A bigger issue identified by researchers is that older homeowners are more likely to sell to investors paying cash, or via “pocket” listings, which bypass real estate multiple listing services. While these methods may yield quicker, more straightforward sales, less competition can mean a lower selling price.

That lower selling price is an unintended consequence of many older homeowners’ unwillingness to consider the potential for impairment, death or other adverse events, said Thomas West, a managing senior partner at Signature Estate and Investment Advisors in McLean, Va.

“Their default plan is to stay at home no matter what, but they don’t make any proactive plans,” he said. If a fall or similar event drastically reduces mobility, for instance, “home is no longer a safe place for them,” he said, while if a couple is dependent on both spouses’ Social Security benefits, death can trigger a financial reckoning. “All of a sudden, you’re a disadvantaged seller,” he said.
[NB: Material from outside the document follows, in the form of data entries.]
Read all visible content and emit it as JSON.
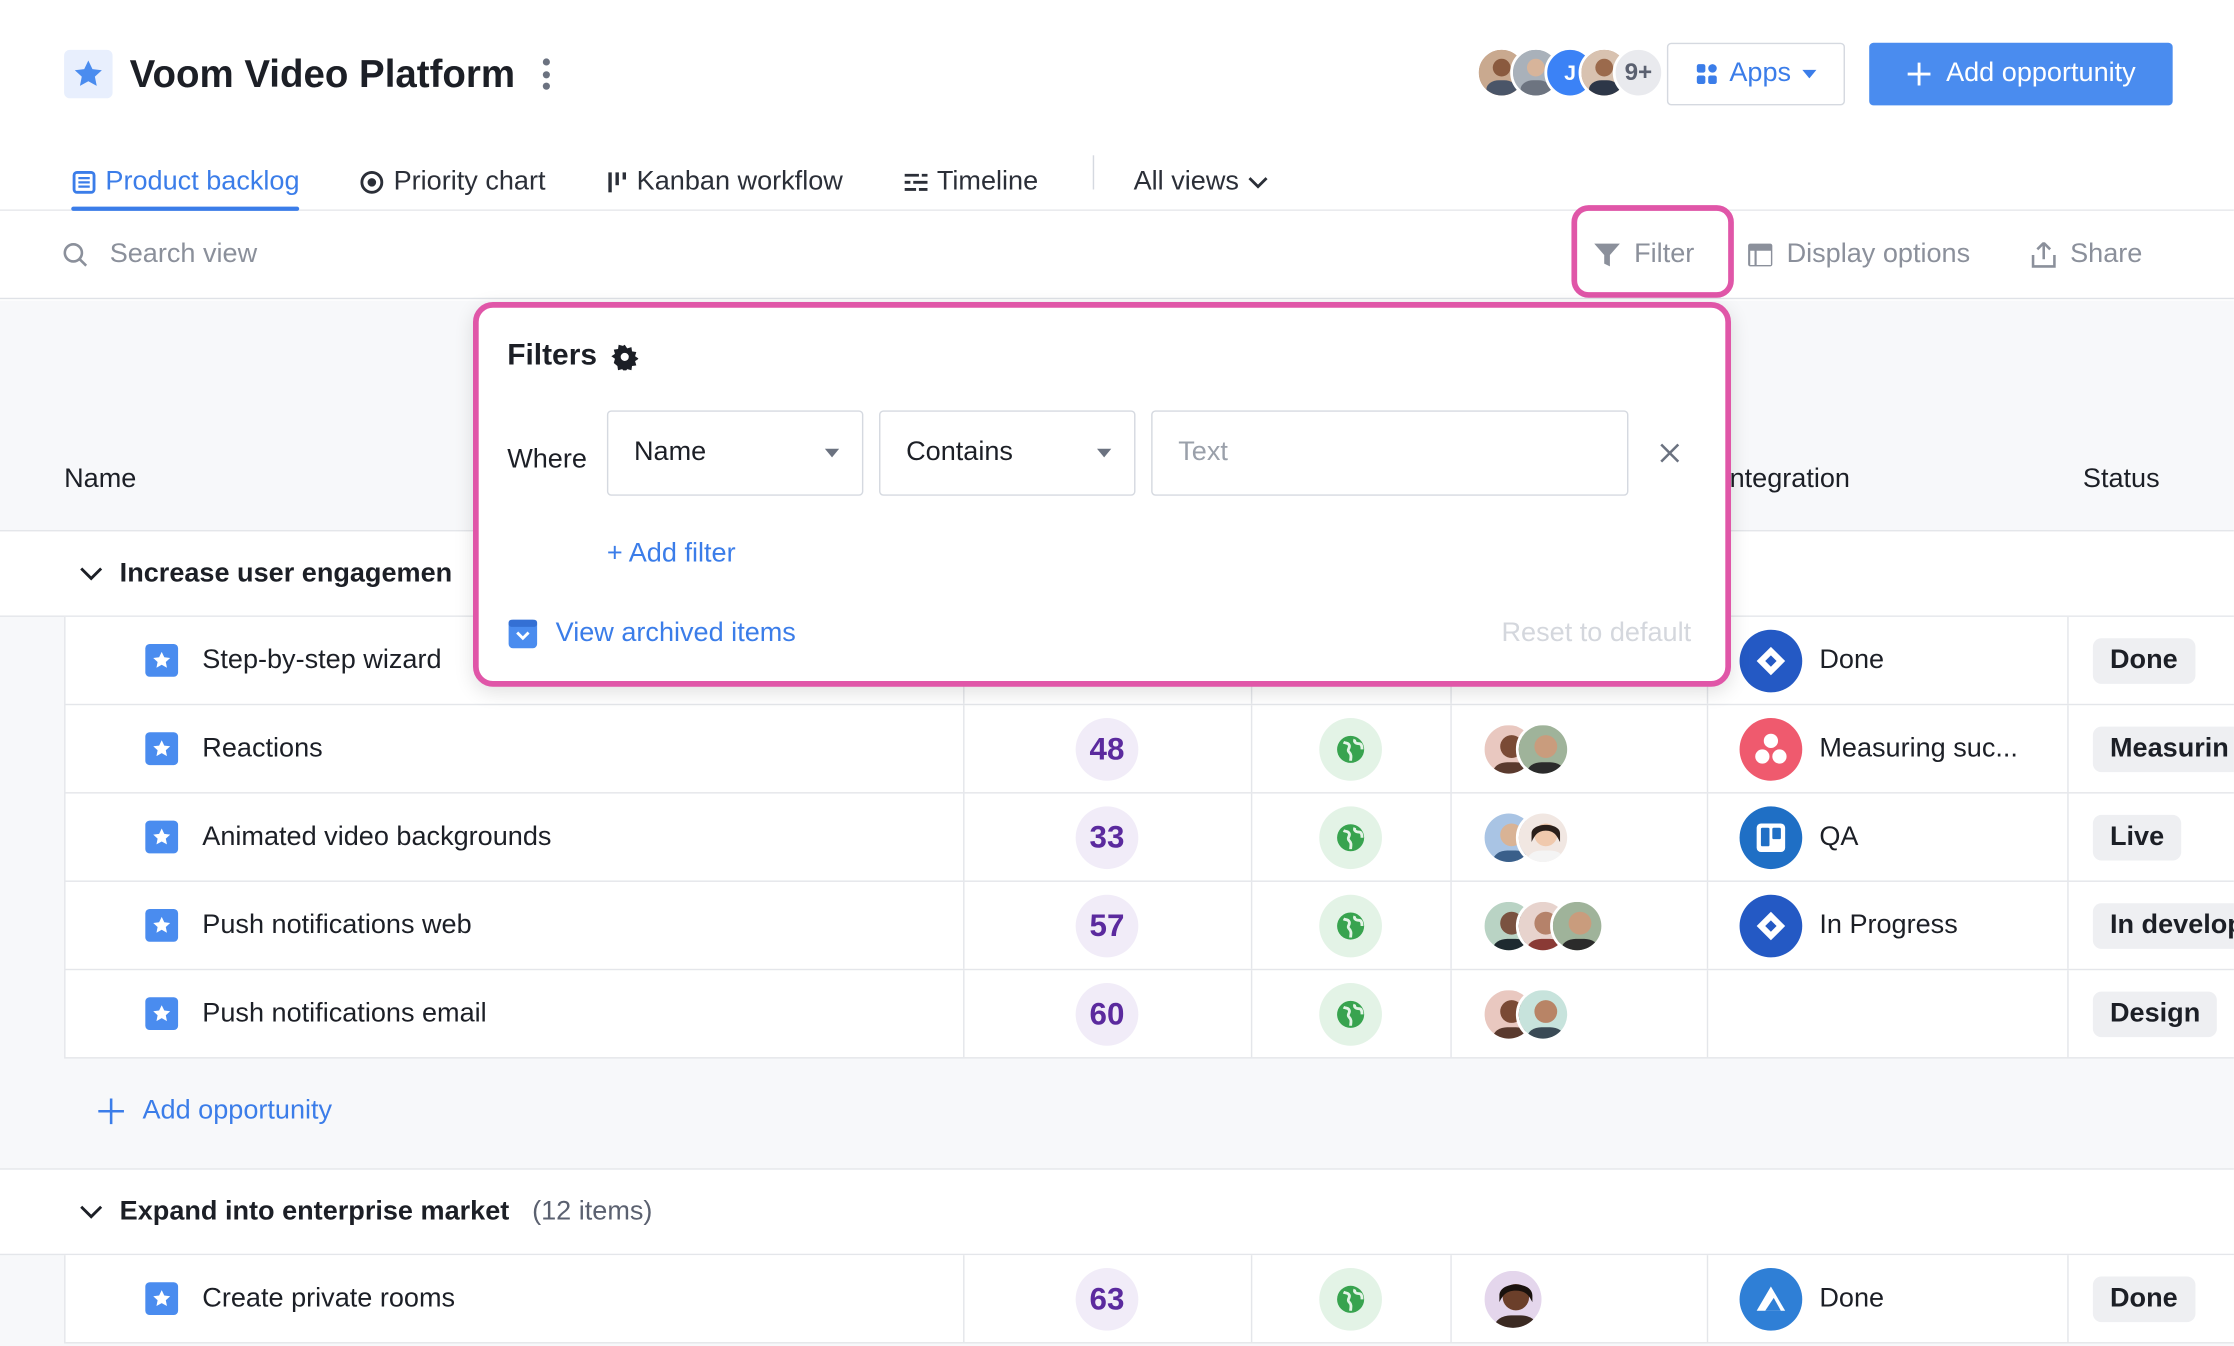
{
  "header": {
    "project_title": "Voom Video Platform",
    "avatar_initial": "J",
    "avatar_more": "9+",
    "apps_label": "Apps",
    "add_opportunity_label": "Add opportunity"
  },
  "tabs": [
    {
      "label": "Product backlog",
      "icon": "list-icon",
      "active": true
    },
    {
      "label": "Priority chart",
      "icon": "target-icon",
      "active": false
    },
    {
      "label": "Kanban workflow",
      "icon": "kanban-icon",
      "active": false
    },
    {
      "label": "Timeline",
      "icon": "timeline-icon",
      "active": false
    }
  ],
  "all_views_label": "All views",
  "toolbar": {
    "search_placeholder": "Search view",
    "filter_label": "Filter",
    "display_options_label": "Display options",
    "share_label": "Share"
  },
  "columns": {
    "name": "Name",
    "integration": "ntegration",
    "status": "Status"
  },
  "groups": [
    {
      "title": "Increase user engagemen",
      "rows": [
        {
          "name": "Step-by-step wizard",
          "score": "",
          "integration_icon": "jira-icon",
          "integration_color": "#2459c4",
          "integration": "Done",
          "status": "Done",
          "people": 1
        },
        {
          "name": "Reactions",
          "score": "48",
          "integration_icon": "dots-icon",
          "integration_color": "#ef5a6e",
          "integration": "Measuring suc...",
          "status": "Measurin",
          "people": 2
        },
        {
          "name": "Animated video backgrounds",
          "score": "33",
          "integration_icon": "trello-icon",
          "integration_color": "#1f6fc5",
          "integration": "QA",
          "status": "Live",
          "people": 2
        },
        {
          "name": "Push notifications web",
          "score": "57",
          "integration_icon": "jira-icon",
          "integration_color": "#2459c4",
          "integration": "In Progress",
          "status": "In develop",
          "people": 3
        },
        {
          "name": "Push notifications email",
          "score": "60",
          "integration_icon": "",
          "integration_color": "",
          "integration": "",
          "status": "Design",
          "people": 2
        }
      ],
      "add_label": "Add opportunity"
    },
    {
      "title": "Expand into enterprise market",
      "count": "(12 items)",
      "rows": [
        {
          "name": "Create private rooms",
          "score": "63",
          "integration_icon": "mountain-icon",
          "integration_color": "#2f7fd6",
          "integration": "Done",
          "status": "Done",
          "people": 1
        }
      ]
    }
  ],
  "filter_popover": {
    "title": "Filters",
    "where_label": "Where",
    "field_value": "Name",
    "operator_value": "Contains",
    "text_placeholder": "Text",
    "add_filter_label": "+ Add filter",
    "view_archived_label": "View archived items",
    "reset_label": "Reset to default"
  },
  "colors": {
    "accent": "#3b7de9",
    "primary_button": "#4a8cef",
    "highlight": "#e056a8",
    "score_text": "#5b2a9e"
  }
}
Experts also identify a knowledge gap. Homeowners who last purchased property 30 or 40 years ago might not be familiar with the current market, what comparable properties are worth and how much equity they could be leaving on the table.

“The numbers have jumped so much that in many instances, they may be somewhat out of touch with what comps are relative to their community,” Mr. Sudit said.
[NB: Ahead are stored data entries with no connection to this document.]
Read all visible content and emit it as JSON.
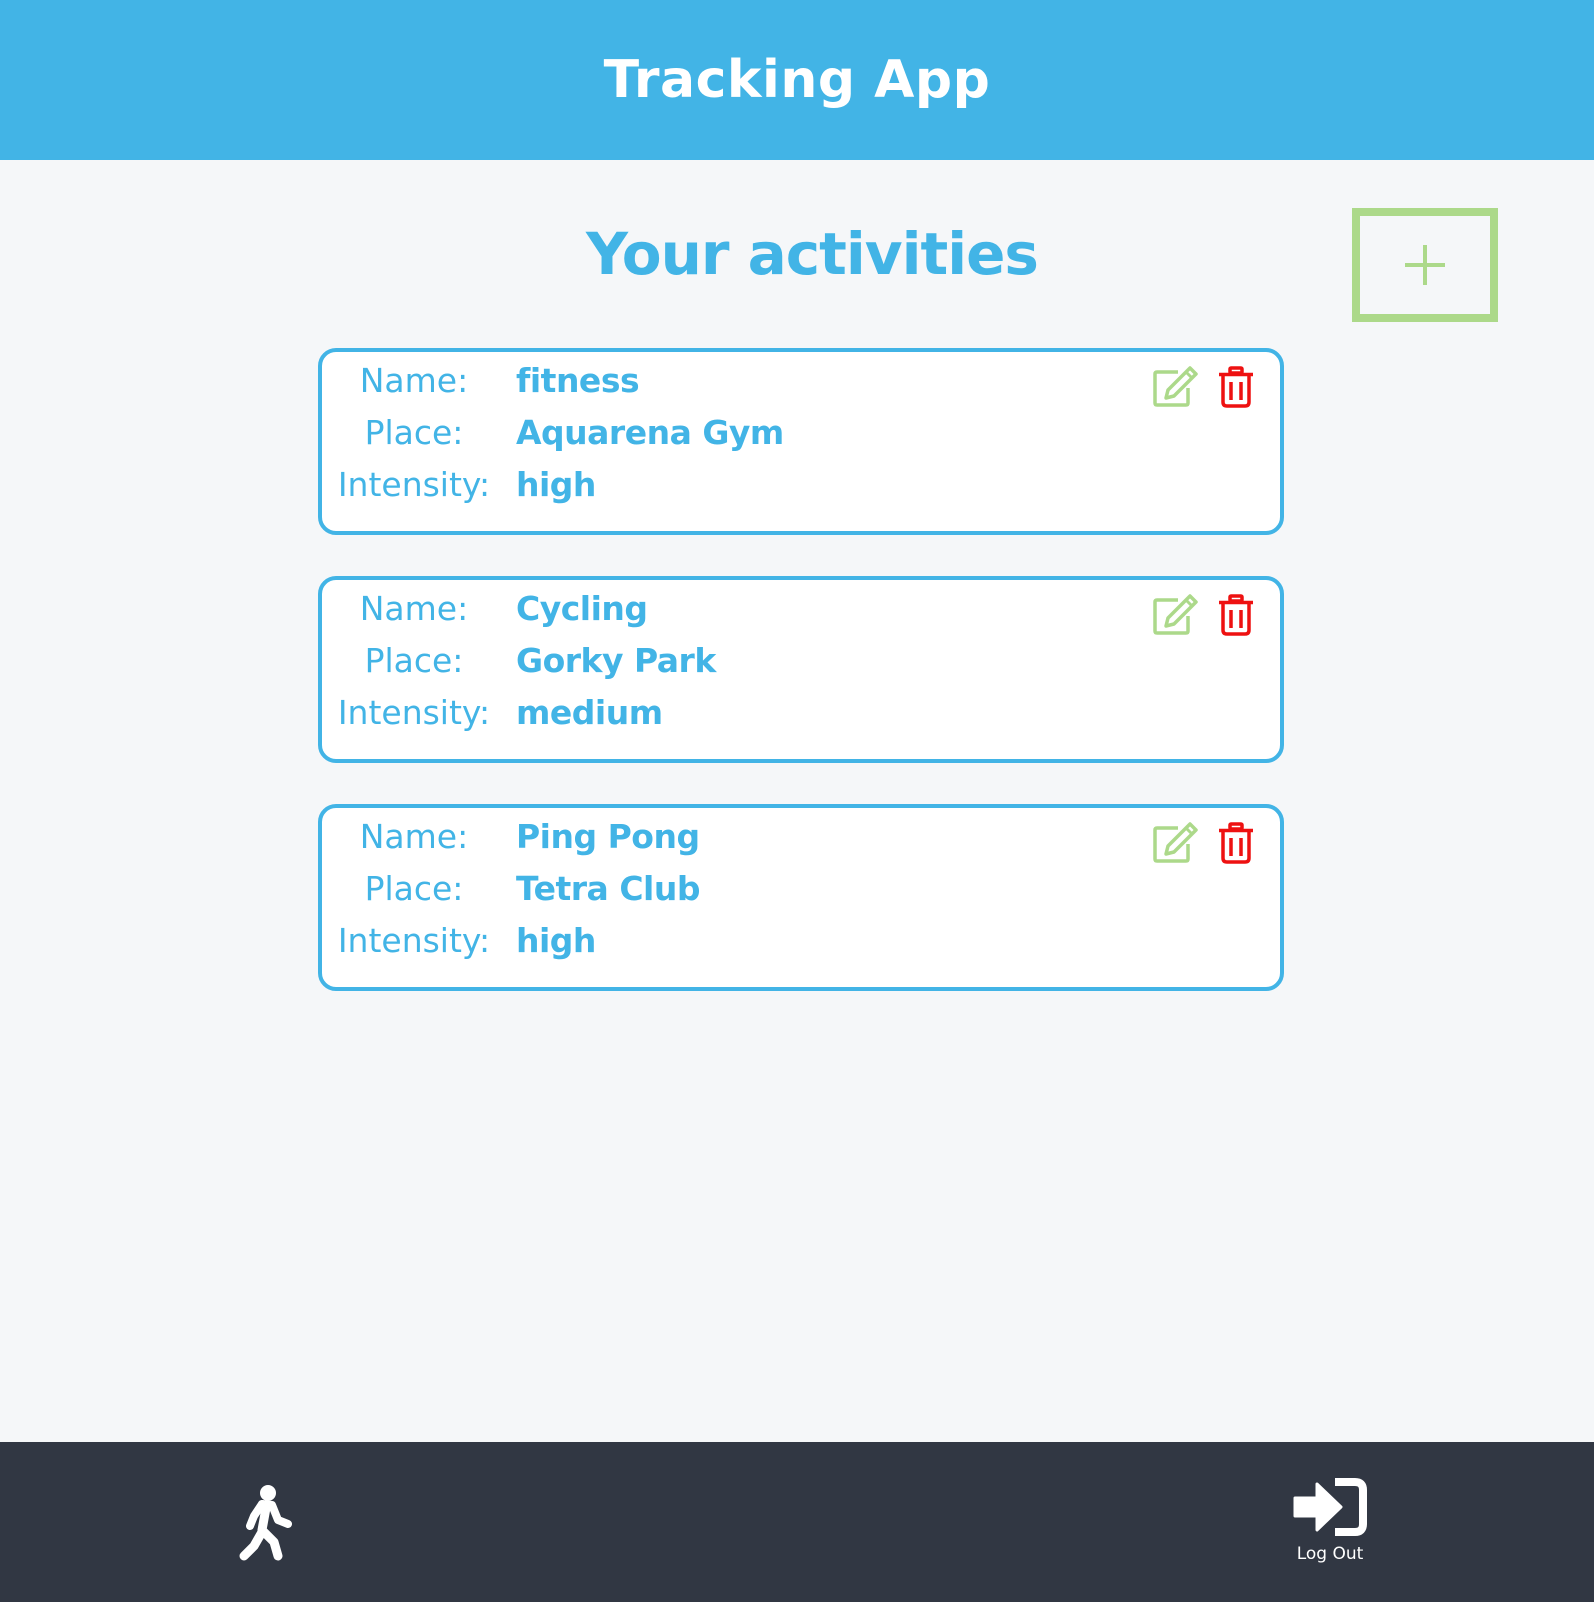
{
  "header": {
    "title": "Tracking App"
  },
  "main": {
    "heading": "Your activities",
    "add_button_symbol": "+",
    "field_labels": {
      "name": "Name:",
      "place": "Place:",
      "intensity": "Intensity:"
    },
    "activities": [
      {
        "name": "fitness",
        "place": "Aquarena Gym",
        "intensity": "high"
      },
      {
        "name": "Cycling",
        "place": "Gorky Park",
        "intensity": "medium"
      },
      {
        "name": "Ping Pong",
        "place": "Tetra Club",
        "intensity": "high"
      }
    ]
  },
  "footer": {
    "activities_nav_icon": "walking-person-icon",
    "logout_icon": "sign-in-arrow-icon",
    "logout_label": "Log Out"
  },
  "colors": {
    "primary": "#42b4e6",
    "header_bg": "#42b4e6",
    "footer_bg": "#313743",
    "edit": "#acd98a",
    "delete": "#ee1111",
    "page_bg": "#f5f7f9"
  }
}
He recalled dissuading one client’s parents from using a friend unfamiliar with the area to sell their waterfront home in Washington State. That person proposed listing the home for $5.5 million; it ultimately sold for $7.7 million.

Conversely, the leveling-off of pandemic-era home value appreciation — or outright reversal in some markets — has left some longtime homeowners with whiplash.
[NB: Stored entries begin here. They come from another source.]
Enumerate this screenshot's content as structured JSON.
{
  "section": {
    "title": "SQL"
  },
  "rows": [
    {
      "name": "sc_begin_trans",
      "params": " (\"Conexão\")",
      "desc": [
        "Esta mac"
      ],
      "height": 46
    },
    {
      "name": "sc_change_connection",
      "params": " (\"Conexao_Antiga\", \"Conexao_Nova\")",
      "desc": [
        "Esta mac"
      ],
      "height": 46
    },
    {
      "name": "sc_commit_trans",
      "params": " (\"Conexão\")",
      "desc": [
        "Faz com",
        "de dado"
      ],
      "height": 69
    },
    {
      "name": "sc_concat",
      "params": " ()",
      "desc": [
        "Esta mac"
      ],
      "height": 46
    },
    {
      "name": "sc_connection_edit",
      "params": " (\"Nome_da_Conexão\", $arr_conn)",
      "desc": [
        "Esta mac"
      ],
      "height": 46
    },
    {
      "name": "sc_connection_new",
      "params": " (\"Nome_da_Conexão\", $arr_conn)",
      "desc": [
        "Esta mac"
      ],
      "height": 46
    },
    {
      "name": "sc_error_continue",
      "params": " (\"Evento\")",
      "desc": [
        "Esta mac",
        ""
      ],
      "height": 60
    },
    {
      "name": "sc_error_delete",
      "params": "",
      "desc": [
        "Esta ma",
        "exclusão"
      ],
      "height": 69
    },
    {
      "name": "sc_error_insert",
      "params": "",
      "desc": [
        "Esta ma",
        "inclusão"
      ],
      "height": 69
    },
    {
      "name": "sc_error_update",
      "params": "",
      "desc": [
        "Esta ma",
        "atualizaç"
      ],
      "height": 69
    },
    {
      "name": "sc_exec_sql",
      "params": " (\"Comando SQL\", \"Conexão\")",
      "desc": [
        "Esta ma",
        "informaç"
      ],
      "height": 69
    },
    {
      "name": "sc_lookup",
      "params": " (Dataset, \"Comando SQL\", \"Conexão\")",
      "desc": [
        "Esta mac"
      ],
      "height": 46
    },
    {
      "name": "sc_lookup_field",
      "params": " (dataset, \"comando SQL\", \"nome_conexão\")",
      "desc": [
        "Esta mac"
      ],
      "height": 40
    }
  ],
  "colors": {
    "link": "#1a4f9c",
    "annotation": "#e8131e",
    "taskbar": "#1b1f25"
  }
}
“They’re still looking for the bidding wars,” Ms. Grace said. “Then they sit on it and wonder why it’s not selling. And the longer they sit on it, the worse it is for them,” she said.

Some older homeowners facing rising property taxes and insurance rates have concluded that gambling on prices to return to their peak isn’t worth the risk.

In 2024, Bob Bozek and his husband, Dan Driscoll, sold their condominium near Fort Lauderdale after several factors created a sense of urgency, including an arduous surgical recovery for Mr. Driscoll and homeowners association dues that had more than doubled since the couple bought in 2012.

“Aging is becoming more in our face,” said Mr. Driscoll, 81.

Mr. Bozek, 73, also said the area didn’t hold the same appeal that it once had. “I love the warm weather, but global warming was causing all kinds of problems,” he said, from spiraling home insurance costs to oppressive heat and disruptive storms. “All the expenses in Florida were getting unlivable,” he added.

Political acrimony was the final straw. “We had a pride center in the community, and they were holding workshops on how to report harassment and practice self-defense,” Mr. Bozek said. “You did not feel safe going to certain places.”

Although the local housing market had softened from its peak two years earlier, the couple decided cutting their losses was safer than waiting and hoping for a rebound. They ultimately sold to an investor after even a $30,000 price cut didn’t attract offers.